As the Financial Secretary to the Treasury said yesterday, that consultation on the climate compatibility checkpoint has closed and the Government will be responding to that consultation in due course.
A recent Public Accounts Committee report on net zero highlighted the real challenge of getting consumers onboard. Going net zero and embracing low- carbon technologies cannot be a preserve of the wealthiest and there needs to be much more work by Government. What are the Government doing to ensure that consumers are supported to make green choices?
The hon. Lady raises some very good points. I am looking forward to appearing before the House of Lords Committee on this very topic on Thursday.
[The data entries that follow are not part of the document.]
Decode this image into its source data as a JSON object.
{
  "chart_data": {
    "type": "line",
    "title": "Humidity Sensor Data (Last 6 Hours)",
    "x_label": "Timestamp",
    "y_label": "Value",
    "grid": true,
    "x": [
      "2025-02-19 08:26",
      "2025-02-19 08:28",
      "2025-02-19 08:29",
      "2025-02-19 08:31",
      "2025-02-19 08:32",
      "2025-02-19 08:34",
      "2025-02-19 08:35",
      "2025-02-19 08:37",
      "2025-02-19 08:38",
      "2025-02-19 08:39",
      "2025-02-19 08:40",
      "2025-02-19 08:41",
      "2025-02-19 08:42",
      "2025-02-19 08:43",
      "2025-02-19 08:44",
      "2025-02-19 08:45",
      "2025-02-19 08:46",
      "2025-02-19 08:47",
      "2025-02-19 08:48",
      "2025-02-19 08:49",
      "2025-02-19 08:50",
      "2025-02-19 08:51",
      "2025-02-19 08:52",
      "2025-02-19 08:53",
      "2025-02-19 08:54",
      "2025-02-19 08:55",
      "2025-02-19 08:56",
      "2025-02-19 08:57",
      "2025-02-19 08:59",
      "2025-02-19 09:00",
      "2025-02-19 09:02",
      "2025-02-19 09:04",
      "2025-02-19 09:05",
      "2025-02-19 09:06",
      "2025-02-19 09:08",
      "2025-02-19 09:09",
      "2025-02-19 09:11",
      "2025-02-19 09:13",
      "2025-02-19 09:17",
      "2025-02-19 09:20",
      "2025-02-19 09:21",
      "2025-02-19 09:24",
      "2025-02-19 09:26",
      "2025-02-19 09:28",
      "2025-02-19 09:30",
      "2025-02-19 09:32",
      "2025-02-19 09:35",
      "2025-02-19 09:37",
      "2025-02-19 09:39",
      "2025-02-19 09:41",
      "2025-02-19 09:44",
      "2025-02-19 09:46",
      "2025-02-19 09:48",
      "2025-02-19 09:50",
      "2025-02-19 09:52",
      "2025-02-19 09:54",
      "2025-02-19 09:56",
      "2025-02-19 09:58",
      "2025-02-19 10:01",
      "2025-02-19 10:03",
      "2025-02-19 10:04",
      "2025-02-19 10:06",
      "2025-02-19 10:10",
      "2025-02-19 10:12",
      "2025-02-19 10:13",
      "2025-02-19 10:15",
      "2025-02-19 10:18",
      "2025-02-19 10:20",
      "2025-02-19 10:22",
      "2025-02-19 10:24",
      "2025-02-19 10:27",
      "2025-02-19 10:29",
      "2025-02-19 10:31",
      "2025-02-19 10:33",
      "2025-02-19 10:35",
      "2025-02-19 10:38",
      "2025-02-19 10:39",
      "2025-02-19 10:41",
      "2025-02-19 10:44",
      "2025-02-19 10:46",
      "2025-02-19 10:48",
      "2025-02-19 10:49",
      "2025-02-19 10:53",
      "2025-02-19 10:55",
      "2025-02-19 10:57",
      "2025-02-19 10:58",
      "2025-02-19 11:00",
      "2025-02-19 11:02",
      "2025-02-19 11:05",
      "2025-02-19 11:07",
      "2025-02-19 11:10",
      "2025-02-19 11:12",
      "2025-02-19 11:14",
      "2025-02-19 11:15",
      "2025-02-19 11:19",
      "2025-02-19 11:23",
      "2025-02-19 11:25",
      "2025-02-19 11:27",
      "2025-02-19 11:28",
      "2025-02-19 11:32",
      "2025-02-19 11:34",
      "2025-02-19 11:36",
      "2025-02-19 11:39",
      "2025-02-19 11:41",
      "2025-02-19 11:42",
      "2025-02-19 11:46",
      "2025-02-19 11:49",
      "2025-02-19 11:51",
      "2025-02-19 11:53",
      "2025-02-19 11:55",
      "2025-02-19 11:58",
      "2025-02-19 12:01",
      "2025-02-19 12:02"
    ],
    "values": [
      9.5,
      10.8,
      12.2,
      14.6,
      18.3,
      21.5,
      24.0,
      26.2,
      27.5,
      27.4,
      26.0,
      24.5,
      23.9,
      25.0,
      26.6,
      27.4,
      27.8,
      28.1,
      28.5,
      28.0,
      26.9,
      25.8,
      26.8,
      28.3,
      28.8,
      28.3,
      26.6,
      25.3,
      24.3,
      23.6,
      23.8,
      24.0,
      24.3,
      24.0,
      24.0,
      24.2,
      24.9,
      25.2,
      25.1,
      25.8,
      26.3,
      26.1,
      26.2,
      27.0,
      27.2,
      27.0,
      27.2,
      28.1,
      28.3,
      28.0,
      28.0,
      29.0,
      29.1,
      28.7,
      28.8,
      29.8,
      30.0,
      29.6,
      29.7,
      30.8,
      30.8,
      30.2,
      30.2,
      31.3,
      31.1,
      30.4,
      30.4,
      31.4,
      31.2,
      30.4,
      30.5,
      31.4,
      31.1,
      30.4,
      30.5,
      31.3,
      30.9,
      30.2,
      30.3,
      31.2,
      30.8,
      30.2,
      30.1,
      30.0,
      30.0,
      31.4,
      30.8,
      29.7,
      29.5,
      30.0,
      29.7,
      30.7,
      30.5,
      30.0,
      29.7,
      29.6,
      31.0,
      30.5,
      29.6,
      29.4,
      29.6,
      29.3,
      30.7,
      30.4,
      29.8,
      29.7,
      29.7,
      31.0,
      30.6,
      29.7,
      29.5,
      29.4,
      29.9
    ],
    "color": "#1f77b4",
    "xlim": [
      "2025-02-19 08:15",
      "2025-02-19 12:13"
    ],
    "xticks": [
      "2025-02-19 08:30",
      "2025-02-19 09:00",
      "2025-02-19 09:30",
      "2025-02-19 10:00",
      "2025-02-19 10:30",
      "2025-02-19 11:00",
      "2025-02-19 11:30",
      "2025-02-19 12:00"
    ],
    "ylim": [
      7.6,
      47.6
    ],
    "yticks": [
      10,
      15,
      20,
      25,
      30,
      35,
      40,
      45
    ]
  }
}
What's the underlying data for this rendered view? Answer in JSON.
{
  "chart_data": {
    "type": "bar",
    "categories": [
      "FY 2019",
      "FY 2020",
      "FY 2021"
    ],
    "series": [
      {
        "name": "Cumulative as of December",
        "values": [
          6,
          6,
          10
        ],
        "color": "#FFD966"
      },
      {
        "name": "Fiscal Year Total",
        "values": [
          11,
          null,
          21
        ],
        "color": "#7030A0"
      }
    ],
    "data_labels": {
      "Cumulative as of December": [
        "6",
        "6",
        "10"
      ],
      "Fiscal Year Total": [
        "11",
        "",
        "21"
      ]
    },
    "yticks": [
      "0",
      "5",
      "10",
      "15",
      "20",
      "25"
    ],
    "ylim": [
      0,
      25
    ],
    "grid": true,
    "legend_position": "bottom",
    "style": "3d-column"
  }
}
I am sure that her Committee has done important work on this. We want to make this process as affordable as possible for people. That is why we have introduced the boiler upgrade scheme. That is why we are spending £6.6 billion of public money in this Parliament on energy efficiency, making sure that those options are there and are affordable. That is one of our key aims, particularly if we are to get to 600,000 heat pumps per annum by 2028.
The Minister may know that our gas pipes are capable of taking 40% hydrogen, as they did with coal gas. Will he meet me and also Professor Andrew Barron who works at Swansea University, which is pushing forward technology to take the hydrogen produced by renewable wind farms off peak, converting it and putting it into the gas grid and therefore reducing the carbon footprint of boiling an egg by 40%. Surely that is the best way forward in the short term to reduce our carbon footprint.
The hon. Gentleman raises a good point. Late last year when I visited the Whitelee wind farm just south of Glasgow, the UK’s largest onshore wind farm and the second largest in Europe, I saw for myself the potential there for renewable energy to convert to hydrogen. The UK Government announced a facility to assist with that. Blending is also an important aspect that we will actively be looking at. Of course we will have a number of other important uses of hydrogen, notably in maritime, transportation and the decarbonisation of industry, and those are all in the frame for consideration for what will undoubtedly be our big need for hydrogen in the future.